The Izakaya at Momotaro

Like comrade Sula, whose review of Bucktown’s new Izakaya Mita went live last week, I’ve long had an interest in the idea of the izakaya, the Japanese bar with a menu of compatible drinking foods, though my divergent experiences often left me confused about what izakaya fare typically was. So when Momotaro’s main floor opened in October, I was eager to hear what reviewers would think of the food at its downstairs izakaya with a separate kitchen, set to open a week or two later.

But nobody reviewed it.

I understood this once I went last week—the Izakaya at Momotaro really isn’t a separate restaurant of its own. Maybe it was when it opened, and your only choices were its relatively short menu of drinking-snack items, but we were told up front that we could order anything we wanted from the voluminous upstairs menu as well. Nevertheless, it is a different experience from the vast, chic space upstairs, decorated in simple black wood and dominated by a U-shaped bar against a mirror that makes the space look twice as big as it is. Standard pop music plays overhead—I’d have gone for an Asian take on vintage rock, like in the nightspot in Kill Bill: Vol. 1, but, hey, it’s not my $5 million build out. They no doubt need to get the usual after-work Loop crowd, and not four hipsters quoting Jackie Brown to each other.

So it kind of has the atmosphere but doesn’t quite sweep you away mentally to Ginza. And the drink list, somewhat surprisingly, doesn’t seem to do it either. Both of the cocktails I tried were too sweet—and how does a drink with bourbon in it, the promising-sounding Curious Tiger, wind up as pink as a Cosmo? But I guess you should be drinking beer or whiskey anyway; there’s only two draft beers, one of them from Japan, but there’s a list of a dozen Japanese whiskeys of which I know nothing because, well, who can know everything?

What works at the Izakaya at Momotaro is the food. We ordered off the izakaya menu as well as from the grilled section of the main menu—which, so far as I know, would be pretty typical for an izakaya. And everything ranged from as good as you hoped to significantly better than you expected. (I suppose this is the place to say that, though my previous report was based on a media invite, this was a standard, paid-for-by-us night out.)

Bigeye Tuna Nigiri Airbread

Airbread, which is to say a puffed cracker topped with tuna and little bits of acidic Meyer lemon, is as indulgently lush as anything full of hot, gooey mayo could be. Uni on toast is maybe a bit overdressed with paprika or something, but it still highlights the sea urchin’s alien texture and cold-water sweetness beautifully. The grilled items, cooked over binchotan on the robata grills visible in the kitchen window upstairs, are all impressively executed—chicken hearts that are like a cross between chicken and pork or beef, funky-sweet head-on shrimp, and deep-flavored ground short rib formed onto sticks were models of their kind.

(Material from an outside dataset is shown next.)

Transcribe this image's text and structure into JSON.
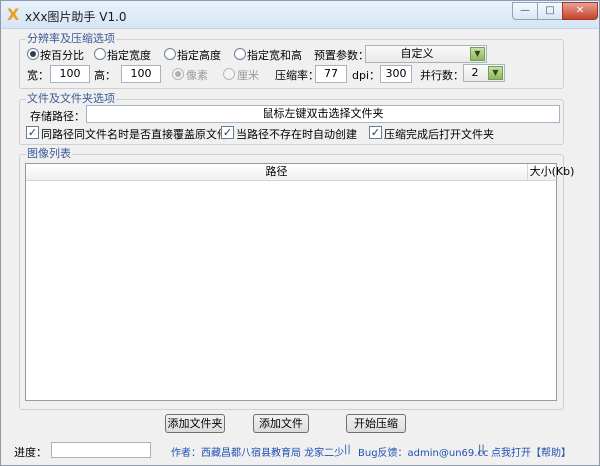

And then there was our final dish, called “sizzling clams,” available only downstairs. It looked like the dish you often get in Chicago restaurants of clams or mussels in a broth giving off a slight lemongrass aroma. And it was that, but a really terrific example of that, complex yet light and nimble with bright Asian flavors, and accompanied by hearty bricks of garlic bread for soaking it up. The bread itself deserves mention, too; I don’t know who makes it or by what recipe, but if it turned out that some spare pork lard from some other part of the restaurant made its way into it, giving it that scratchy texture and subliminal meatiness like Roman pizza bread, well, I wouldn’t be shocked. Or I could have just been in a really good mood after the clams, and giving the bread extra virtues out of sheer gratitude.

One other note: the service. It started out a little prescripted, but soon proved flexible with our demands and clunking attempts at being funny customers, and whether it was our server or a cook delivering our food, the service remained attentive, smart and seemingly excited to share what they do with us. Boka Group’s level of service seemed to take a leap up with the reconcepted Boka last year, and the conscientiousness and warmth of the service in this bar would have done credit to plenty of restaurants in Chicago. At least until the Crazy 88s showed up, swords in hand, Japanese surf music on the soundtrack.